Paramount Investor Accuses David and Larry Ellison of ‘Illegal’ Side Deal Tied to WBD Merger

A shareholder lawsuit claims the $111 billion Hollywood megamerger was aided by backdoor promises involving CNN, its anchors and federal approval.

Paramount Sued by Investors Claiming That Ellison Brothers Made 'Secret Side Deal' with White House to Secure WB Merger
Photo by Jakub Porzycki/NurPhoto via Getty Images

Paramount's proposed acquisition of Warner Bros. Discovery has been hit with another legal challenge—this time from one of its own shareholders.

According to Variety, a lawsuit filed in Delaware Chancery Court accuses Paramount Skydance CEO David Ellison and Oracle co-founder Larry Ellison of securing federal approval for the company's planned $111 billion Warner Bros. Discovery acquisition through what the complaint describes as an "illegal" arrangement with the White House. The shareholder is seeking to block the merger and recover unspecified monetary damages.

According to the complaint, the alleged agreement included promises intended to ease regulatory hurdles related to the transaction. Among the claims are allegations that the Ellisons offered "illegal private benefits" to President Donald Trump, including "the opportunity to improperly funnel cash" by resolving legal claims involving CNN and assurances that certain CNN anchors would be removed following the merger.

Trump is not named as a defendant in the lawsuit.

Paramount sharply rejected those allegations. "This lawsuit recycles allegations that have already been reported and already addressed," a Paramount spokesperson said in a statement. "No commitments from either David or Larry Ellison have been made to any government body, State AG, or federal agency regarding the future of CNN or any other news property, other than the goal to deliver truth-based journalism."

The company added that "The Warner Bros. Discovery transaction stands on its own merits," arguing the combination would provide "greater investment in original programming, a stronger competitor to streaming rivals, and a more durable footing for journalism and storytelling alike."

The shareholder suit lands just one day after 12 state attorneys general, led by California Attorney General Rob Bonta, sued to stop the merger on antitrust grounds. Those states argue the combination would reduce competition, eliminate jobs, increase prices for consumers, and concentrate too much power within the entertainment industry.

The Writers Guild of America has also filed its own legal challenge, while thousands of actors, directors, writers, and producers have publicly urged regulators to block the transaction.

The latest lawsuit also revisits issues that have persisted throughout the bidding process. Paramount ultimately prevailed over Netflix, which initially agreed to purchase Warner Bros. Discovery's studio and streaming assets before declining to match Paramount's final offer. Netflix exited the process with a $2.8 billion breakup fee, allowing Paramount to move forward with the acquisition.

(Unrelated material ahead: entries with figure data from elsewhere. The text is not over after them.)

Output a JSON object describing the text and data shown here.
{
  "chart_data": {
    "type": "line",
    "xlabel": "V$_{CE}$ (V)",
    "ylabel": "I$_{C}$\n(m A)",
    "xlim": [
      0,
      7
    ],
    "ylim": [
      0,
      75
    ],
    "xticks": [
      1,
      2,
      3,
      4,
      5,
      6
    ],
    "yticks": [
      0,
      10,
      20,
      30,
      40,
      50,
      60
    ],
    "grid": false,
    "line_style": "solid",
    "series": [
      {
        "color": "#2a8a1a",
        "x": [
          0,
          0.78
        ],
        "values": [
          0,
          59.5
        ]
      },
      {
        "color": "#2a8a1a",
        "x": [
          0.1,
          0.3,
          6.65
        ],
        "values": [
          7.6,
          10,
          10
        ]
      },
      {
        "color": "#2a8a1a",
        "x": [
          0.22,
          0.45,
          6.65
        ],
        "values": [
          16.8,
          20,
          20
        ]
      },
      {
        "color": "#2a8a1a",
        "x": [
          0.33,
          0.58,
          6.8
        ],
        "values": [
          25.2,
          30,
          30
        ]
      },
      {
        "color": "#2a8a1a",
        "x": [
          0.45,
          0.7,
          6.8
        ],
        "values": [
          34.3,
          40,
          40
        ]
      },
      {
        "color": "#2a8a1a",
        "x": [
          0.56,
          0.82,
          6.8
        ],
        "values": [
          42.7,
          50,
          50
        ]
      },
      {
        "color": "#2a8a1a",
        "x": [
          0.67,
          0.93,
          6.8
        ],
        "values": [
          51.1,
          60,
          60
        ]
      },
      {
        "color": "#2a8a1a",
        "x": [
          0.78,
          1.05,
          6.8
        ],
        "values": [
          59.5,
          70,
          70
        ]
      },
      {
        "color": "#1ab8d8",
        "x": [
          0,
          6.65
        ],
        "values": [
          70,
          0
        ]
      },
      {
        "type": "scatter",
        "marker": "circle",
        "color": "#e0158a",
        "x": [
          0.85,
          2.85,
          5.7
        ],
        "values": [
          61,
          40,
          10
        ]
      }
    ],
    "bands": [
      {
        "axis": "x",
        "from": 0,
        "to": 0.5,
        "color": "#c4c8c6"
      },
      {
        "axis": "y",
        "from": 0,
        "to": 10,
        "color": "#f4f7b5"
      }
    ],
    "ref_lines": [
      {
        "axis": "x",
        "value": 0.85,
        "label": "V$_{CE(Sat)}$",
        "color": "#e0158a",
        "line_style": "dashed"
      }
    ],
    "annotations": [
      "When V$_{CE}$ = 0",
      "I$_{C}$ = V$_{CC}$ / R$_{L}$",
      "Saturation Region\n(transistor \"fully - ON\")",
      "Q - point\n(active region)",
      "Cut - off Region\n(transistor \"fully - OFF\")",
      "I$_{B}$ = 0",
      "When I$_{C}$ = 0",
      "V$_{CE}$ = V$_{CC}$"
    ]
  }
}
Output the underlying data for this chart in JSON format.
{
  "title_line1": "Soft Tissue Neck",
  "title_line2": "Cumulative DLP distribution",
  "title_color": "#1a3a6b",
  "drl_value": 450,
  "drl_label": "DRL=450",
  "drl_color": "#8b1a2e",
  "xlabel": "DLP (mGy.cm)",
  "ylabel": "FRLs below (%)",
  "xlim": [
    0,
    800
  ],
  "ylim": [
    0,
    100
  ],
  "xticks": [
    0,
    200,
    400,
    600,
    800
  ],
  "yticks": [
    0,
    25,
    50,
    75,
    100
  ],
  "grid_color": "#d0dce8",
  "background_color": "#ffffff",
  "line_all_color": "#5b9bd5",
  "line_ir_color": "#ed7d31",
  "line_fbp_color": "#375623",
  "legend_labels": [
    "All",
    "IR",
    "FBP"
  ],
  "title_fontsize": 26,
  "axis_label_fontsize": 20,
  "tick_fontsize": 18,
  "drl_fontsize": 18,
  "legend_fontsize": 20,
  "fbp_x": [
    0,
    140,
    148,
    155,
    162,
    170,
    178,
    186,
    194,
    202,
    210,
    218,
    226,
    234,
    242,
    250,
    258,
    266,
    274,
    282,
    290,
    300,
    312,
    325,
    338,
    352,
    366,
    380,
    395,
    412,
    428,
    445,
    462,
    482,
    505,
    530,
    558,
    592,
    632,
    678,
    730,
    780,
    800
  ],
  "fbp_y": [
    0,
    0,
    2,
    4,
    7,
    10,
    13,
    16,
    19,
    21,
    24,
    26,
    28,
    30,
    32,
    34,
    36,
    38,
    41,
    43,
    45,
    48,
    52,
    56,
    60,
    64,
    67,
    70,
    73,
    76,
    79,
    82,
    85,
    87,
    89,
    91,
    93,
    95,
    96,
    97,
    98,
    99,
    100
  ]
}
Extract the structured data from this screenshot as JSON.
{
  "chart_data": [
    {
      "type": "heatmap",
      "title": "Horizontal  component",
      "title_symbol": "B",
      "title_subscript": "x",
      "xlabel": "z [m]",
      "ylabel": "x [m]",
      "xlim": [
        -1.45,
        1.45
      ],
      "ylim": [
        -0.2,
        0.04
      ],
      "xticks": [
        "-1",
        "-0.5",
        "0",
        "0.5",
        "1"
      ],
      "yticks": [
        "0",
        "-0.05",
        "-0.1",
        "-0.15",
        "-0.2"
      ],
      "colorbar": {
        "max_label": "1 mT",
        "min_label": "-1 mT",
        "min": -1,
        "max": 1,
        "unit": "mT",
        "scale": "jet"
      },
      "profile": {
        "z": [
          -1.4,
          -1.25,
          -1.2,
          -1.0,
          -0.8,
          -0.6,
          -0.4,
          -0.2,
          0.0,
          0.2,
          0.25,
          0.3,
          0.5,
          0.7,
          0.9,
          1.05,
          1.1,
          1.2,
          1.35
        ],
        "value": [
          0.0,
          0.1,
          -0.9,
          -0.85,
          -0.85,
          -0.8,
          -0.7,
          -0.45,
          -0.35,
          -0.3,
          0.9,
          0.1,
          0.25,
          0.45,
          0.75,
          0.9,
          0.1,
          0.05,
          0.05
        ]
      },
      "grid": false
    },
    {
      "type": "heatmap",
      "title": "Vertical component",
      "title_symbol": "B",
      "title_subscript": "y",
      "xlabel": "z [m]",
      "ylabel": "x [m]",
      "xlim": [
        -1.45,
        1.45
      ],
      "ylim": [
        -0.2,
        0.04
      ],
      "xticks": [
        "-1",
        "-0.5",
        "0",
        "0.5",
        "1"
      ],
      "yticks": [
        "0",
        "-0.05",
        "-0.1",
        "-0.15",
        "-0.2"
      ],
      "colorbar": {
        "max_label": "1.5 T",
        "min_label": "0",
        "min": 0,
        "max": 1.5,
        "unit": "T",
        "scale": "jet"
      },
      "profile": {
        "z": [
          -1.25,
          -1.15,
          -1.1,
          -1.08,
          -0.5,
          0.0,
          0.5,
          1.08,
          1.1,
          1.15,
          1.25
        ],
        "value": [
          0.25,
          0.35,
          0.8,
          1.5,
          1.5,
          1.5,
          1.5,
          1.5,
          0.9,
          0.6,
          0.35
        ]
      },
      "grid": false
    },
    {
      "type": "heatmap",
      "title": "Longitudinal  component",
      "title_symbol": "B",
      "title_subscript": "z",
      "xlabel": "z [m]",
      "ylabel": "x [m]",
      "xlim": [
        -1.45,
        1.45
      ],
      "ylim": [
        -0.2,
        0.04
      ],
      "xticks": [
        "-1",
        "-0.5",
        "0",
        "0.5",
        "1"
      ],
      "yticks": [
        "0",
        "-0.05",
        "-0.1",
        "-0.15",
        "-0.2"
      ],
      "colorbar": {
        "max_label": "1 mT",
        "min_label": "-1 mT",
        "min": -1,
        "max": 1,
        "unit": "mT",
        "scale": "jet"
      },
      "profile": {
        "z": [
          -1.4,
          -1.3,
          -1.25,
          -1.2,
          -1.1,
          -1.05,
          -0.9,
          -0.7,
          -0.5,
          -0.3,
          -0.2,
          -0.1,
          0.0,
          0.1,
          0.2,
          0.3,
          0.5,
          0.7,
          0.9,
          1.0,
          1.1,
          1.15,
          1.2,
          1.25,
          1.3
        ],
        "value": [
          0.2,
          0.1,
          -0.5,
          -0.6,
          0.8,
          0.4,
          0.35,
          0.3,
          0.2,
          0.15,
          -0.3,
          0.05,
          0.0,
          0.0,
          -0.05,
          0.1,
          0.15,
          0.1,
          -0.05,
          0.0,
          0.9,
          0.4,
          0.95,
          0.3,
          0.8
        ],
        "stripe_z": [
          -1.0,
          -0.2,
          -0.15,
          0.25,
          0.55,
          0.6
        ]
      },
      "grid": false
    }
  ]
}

Since then, the transaction has cleared review by the U.S. Justice Department and received approval from Warner Bros. Discovery shareholders. It has also faced scrutiny over billions of dollars in financing from Middle Eastern sovereign wealth funds, though Paramount has maintained that those investors will hold neither voting rights nor board representation.

The shareholder complaint argues that the merger, as currently structured, exposes Paramount investors to long-term legal and regulatory risk. It contends that future administrations could revisit the transaction and that the court should prevent company leadership from "profiting from an illegal bribery scheme."